Southern Discomfort
- Author: Rita Mae Brown
- Language: English
- Genre: Fiction, Comedy
- Published: 1982 (Bantam Books)
- Publication place: United States

= Southern Discomfort (novel) =

1982 novel by Rita Mae Brown

Southern Discomfort is a 1982 novel by Rita Mae Brown. Through comedy and farce, it explores the theme of hypocrisy, especially that based on social status.

== Plot synopsis ==
The plot occurs between the years 1918-1928, in Montgomery, Alabama. Hortensia Reedmuller Banastre is a beautiful woman who comes from old money. She is the mother of two, and is trapped in a loveless, yet "socially appropriate" marriage. She falls in love with Hercules, a teenage black prizefighter. After Hercules dies as the result of a train accident, and the failure of the slow, for-blacks-only ambulance, Hortensia gives birth to their daughter, Catherine. To avoid the inevitable scandal, Catherine is raised by Hortensia's cook. However, the jealousy of Hortensia's son, Paris, who becomes increasingly crazed, threatens to upend the balance Hortensia has achieved in her life; and continued secrecy becomes impossible once Catherine, who clearly does not belong in either black or white worlds, becomes curious as to her lineage. After some emotional upheaval, however, the Hortensia and Catherine's lives settle into a new and happy order.

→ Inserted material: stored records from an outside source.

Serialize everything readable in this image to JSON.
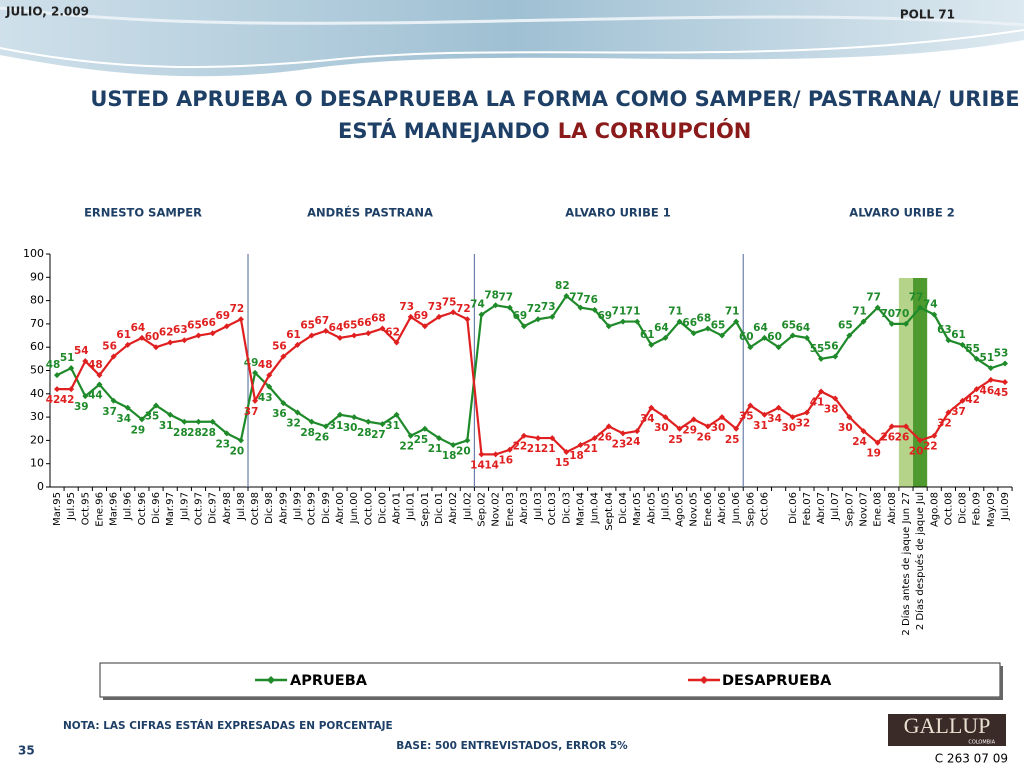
{
  "header": {
    "date": "JULIO, 2.009",
    "poll": "POLL 71"
  },
  "title_line1": "USTED APRUEBA O DESAPRUEBA LA FORMA COMO SAMPER/ PASTRANA/ URIBE",
  "title_line2": "ESTÁ MANEJANDO",
  "title_highlight": "LA CORRUPCIÓN",
  "chart_data": {
    "type": "line",
    "periods": [
      "ERNESTO SAMPER",
      "ANDRÉS  PASTRANA",
      "ALVARO URIBE 1",
      "ALVARO URIBE 2"
    ],
    "categories": [
      "Mar.95",
      "Jul.95",
      "Oct.95",
      "Ene.96",
      "Mar.96",
      "Jul.96",
      "Oct.96",
      "Dic.96",
      "Mar.97",
      "Jul.97",
      "Oct.97",
      "Dic.97",
      "Abr.98",
      "Jul.98",
      "Oct.98",
      "Dic.98",
      "Abr.99",
      "Jul.99",
      "Oct.99",
      "Dic.99",
      "Abr.00",
      "Jun.00",
      "Oct.00",
      "Dic.00",
      "Abr.01",
      "Jul.01",
      "Sep.01",
      "Dic.01",
      "Abr.02",
      "Jul.02",
      "Sep.02",
      "Nov.02",
      "Ene.03",
      "Abr.03",
      "Jul.03",
      "Oct.03",
      "Dic.03",
      "Mar.04",
      "Jun.04",
      "Sept.04",
      "Dic.04",
      "Mar.05",
      "Abr.05",
      "Jul.05",
      "Ago.05",
      "Nov.05",
      "Ene.06",
      "Abr.06",
      "Jun.06",
      "Sep.06",
      "Oct.06",
      null,
      "Dic.06",
      "Feb.07",
      "Abr.07",
      "Jul.07",
      "Sep.07",
      "Nov.07",
      "Ene.08",
      "Abr.08",
      "2 Días antes de jaque Jun 27",
      "2 Días después de jaque Jul",
      "Ago.08",
      "Oct.08",
      "Dic.08",
      "Feb.09",
      "May.09",
      "Jul.09"
    ],
    "series": [
      {
        "name": "APRUEBA",
        "color": "#1f8a2a",
        "values": [
          48,
          51,
          39,
          44,
          37,
          34,
          29,
          35,
          31,
          28,
          28,
          28,
          23,
          20,
          49,
          43,
          36,
          32,
          28,
          26,
          31,
          30,
          28,
          27,
          31,
          22,
          25,
          21,
          18,
          20,
          74,
          78,
          77,
          69,
          72,
          73,
          82,
          77,
          76,
          69,
          71,
          71,
          61,
          64,
          71,
          66,
          68,
          65,
          71,
          60,
          64,
          60,
          65,
          64,
          55,
          56,
          65,
          71,
          77,
          70,
          70,
          77,
          74,
          63,
          61,
          55,
          51,
          53
        ]
      },
      {
        "name": "DESAPRUEBA",
        "color": "#e02020",
        "values": [
          42,
          42,
          54,
          48,
          56,
          61,
          64,
          60,
          62,
          63,
          65,
          66,
          69,
          72,
          37,
          48,
          56,
          61,
          65,
          67,
          64,
          65,
          66,
          68,
          62,
          73,
          69,
          73,
          75,
          72,
          14,
          14,
          16,
          22,
          21,
          21,
          15,
          18,
          21,
          26,
          23,
          24,
          34,
          30,
          25,
          29,
          26,
          30,
          25,
          35,
          31,
          34,
          30,
          32,
          41,
          38,
          30,
          24,
          19,
          26,
          26,
          20,
          22,
          32,
          37,
          42,
          46,
          45
        ]
      }
    ],
    "ylim": [
      0,
      100
    ],
    "yticks": [
      0,
      10,
      20,
      30,
      40,
      50,
      60,
      70,
      80,
      90,
      100
    ],
    "legend": "bottom"
  },
  "footer": {
    "note": "NOTA: LAS CIFRAS ESTÁN EXPRESADAS EN PORCENTAJE",
    "page": "35",
    "base": "BASE: 500 ENTREVISTADOS, ERROR 5%",
    "logo": "GALLUP",
    "logo_sub": "COLOMBIA",
    "code": "C 263 07 09"
  }
}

Subplots in the novel include the view of Montgomery and its residents through the eyes of the prostitutes Banana Mae Parker and Blue Rhonda Latrec, who divide the town by sexual categories, and the star-crossed film stars Grace Deltaven and Payson Thorpe.

== Characters ==

- Hortensia Reedmuller Banastre: A wealthy, unhappily married woman who falls in love with a young black man, causing emotional upheaval in the lives of her family and herself.
- Carwyn Banastre: Hortensia's husband and father of Horetensia's two sons.
- Hercules Jinks: The young prizefighter with whom Hortensia has a love affair, resulting in the birth of their daughter, Catherine.
- Paris Banastre: Hortensia's son, whose obsession with his mother threatens to upend all the family's lives.
- Catherine: Daughter of Hortensia and Hercules.
- Reverend Linton Ray: An inept, uptight reformer.
- Blue Rhonda Latrec and Banana Mae Parker: Entrepreneurial prostitutes who make a living off of the sexual double standards of the local white men.
- Grace Deltaven: Local girl who becomes a silent film star and marries film idol Payson Thorpe.

== Reception ==
New York Times reviewer Annie Gotlieb, analyzes Brown's view that passion is inherently innocent, but places the choices characters make in its name in the context of rules: "It's a grown-up novelist's insight that every freedom must be understood within the bounds of a shared social structure that can, if stretched, yield painful renewal; if shattered, tragedy." Gotlieb laments Brown's need to fit the novel's plot into too-tight constraints: "It's rare to say that a book would be better if it were longer, but I suspect that in a less impatient era Southern Discomfort would have been a 700-page epic that slowly revealed the roots of character and the intertangling of disparate lives. As it is, the book often seems abrupt and arbitrary, jump-cut as if it were a two-hour movie... minor characters, like Hercules's boxing manager, Sneaky Pie, are so vivid that they cry out for more space. The plot moves in fits and starts. A fistfight between mother and son is perfectly rendered, but a later, even more crucial scene of violence is rushed and anticlimactic. The reader is left feeling charmed, moved - and a little bit cheated."

In The Boston Phoenix, Gail Caldwell said that "Brown has done her homework in laying out the bones of this novel, and the result is her most intelligent work to date — one that borrows its historical detail from the likes of Ragtime and its bawdy humor from the likes of Chaucer." Caldwell had only "relatively small" complaints: "It’s no small feat to pull off this many subplots and intricacies in character development; Brown does it quite well most of the time. But the scope of Southern Discomfort occasionally outdistances its depth."

In a generally positive review, Kirkus nevertheless rates Southern Discomfort as, "Brown, less infectiously than in Rubyfruit Jungle or Six of One, celebrates anything-goes sexual exuberance and scampers up and down the ladder of social class."